Invidis Weekly Newsletter – Subscribe now

Disney Cruise Ship Turned Into Floating Projection Canvas

In what is reportedly the largest floating projection-mapping installation completed to date, a technical team at Video Systems Design, working with Montreal-based VYV Corporation, live-tracked a cruise ship and mapped ultra-wide content across its hull using a system built around 30 laser projectors and VYV’s real-time media-server and tracking platforms.

The activation used active positional tracking supported by 15 IR cameras, 38 IR emitters and more than a mile of fiber-optic, network, and signal cabling. Four media servers pushed 6,840 by 1,200-pixel mapped content, with calibration, alignment, and content adjustments.
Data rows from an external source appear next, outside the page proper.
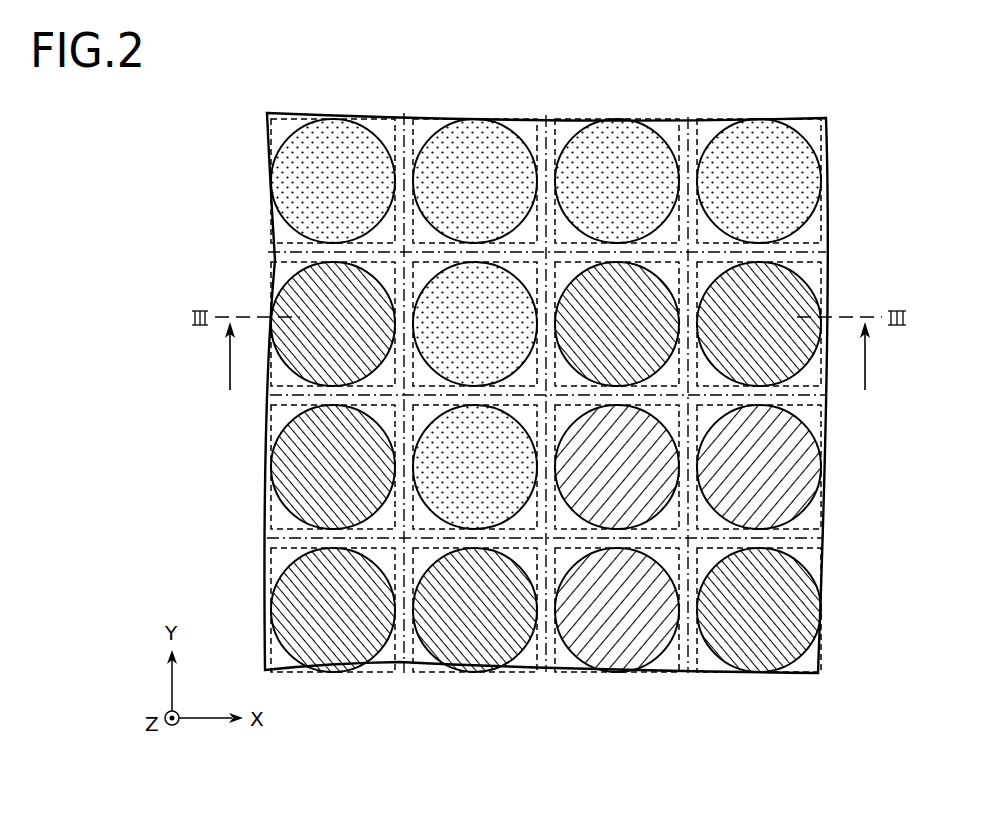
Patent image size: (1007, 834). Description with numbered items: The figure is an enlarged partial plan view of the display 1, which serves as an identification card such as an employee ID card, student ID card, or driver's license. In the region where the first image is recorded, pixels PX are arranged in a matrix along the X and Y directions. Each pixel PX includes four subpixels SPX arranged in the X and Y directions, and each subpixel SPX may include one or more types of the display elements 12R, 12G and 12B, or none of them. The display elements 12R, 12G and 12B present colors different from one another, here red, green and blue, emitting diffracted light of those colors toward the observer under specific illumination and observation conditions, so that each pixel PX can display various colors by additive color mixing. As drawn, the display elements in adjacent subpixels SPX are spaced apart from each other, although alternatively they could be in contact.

The display 1 is at (856, 101).
The pixel PX is at (548, 243).
The subpixel SPX is at (548, 548).
The display element 12B is at (443, 508).
The display element 12G is at (612, 270).
The display element 12R is at (638, 500).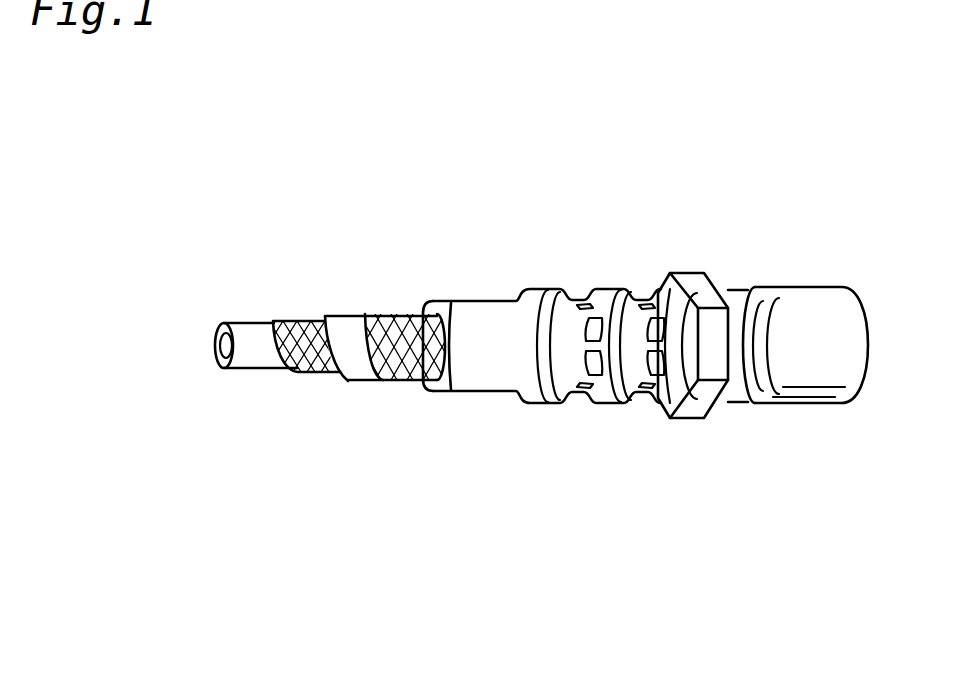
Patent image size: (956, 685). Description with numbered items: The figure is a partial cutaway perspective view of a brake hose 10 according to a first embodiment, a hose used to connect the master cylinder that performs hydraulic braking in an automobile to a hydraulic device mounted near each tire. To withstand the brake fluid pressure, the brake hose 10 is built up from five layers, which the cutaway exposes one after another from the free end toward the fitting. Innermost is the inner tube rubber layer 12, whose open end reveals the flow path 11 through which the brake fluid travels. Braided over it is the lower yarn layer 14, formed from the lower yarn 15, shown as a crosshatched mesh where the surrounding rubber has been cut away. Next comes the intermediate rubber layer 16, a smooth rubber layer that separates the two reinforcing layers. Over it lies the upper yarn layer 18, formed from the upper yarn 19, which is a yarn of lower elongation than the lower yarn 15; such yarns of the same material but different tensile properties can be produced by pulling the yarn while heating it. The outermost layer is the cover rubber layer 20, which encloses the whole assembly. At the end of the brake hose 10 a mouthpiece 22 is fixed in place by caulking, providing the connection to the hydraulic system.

The brake hose 10 is at (615, 190).
The flow path 11 is at (215, 353).
The inner tube rubber layer 12 is at (250, 336).
The lower yarn layer 14 is at (306, 322).
The lower yarn 15 is at (312, 369).
The intermediate rubber layer 16 is at (348, 320).
The upper yarn layer 18 is at (403, 312).
The upper yarn 19 is at (397, 385).
The cover rubber layer 20 is at (480, 310).
The mouthpiece 22 is at (813, 287).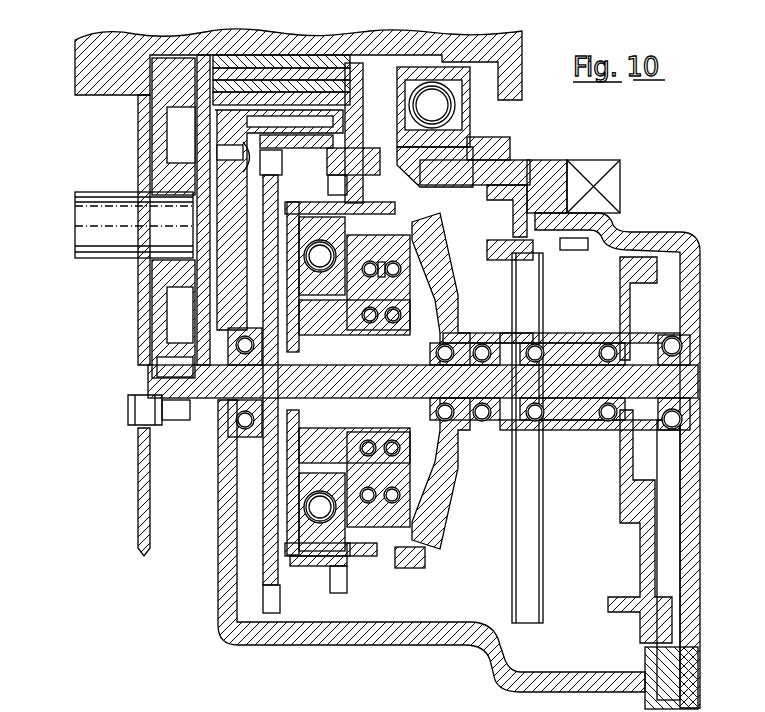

Although the vessel was docked, it was still in constant micro-motion — rising and falling with the tide and shifting slightly with wind, currents, and passing traffic. That movement is enough to throw projection mapping out of alignment, making the live tracking system essential for maintaining accuracy. The IR mesh provided continuous spatial updates, allowing the media servers to compensate in real-time.

VYV media servers and tracking held visuals in alignment as the vessel moved — a far more complicated task than mapping a fixed building. 

For a behind-the-scenes look at how it came together, check out the video below:

One crew member said the work “wouldn’t have been possible without the great minds from the VYV Corporation,” citing the unusually tight calibration timeline.

Projection mapping on static architecture has become common for special events and experiential campaigns, but doing it at scale on a moving cruise ship is far less typical. The blend of active tracking, high-brightness laser projection, and multi-server playback demonstrates how quickly large-format projection has evolved, where the “canvas” no longer needs to remain stationary.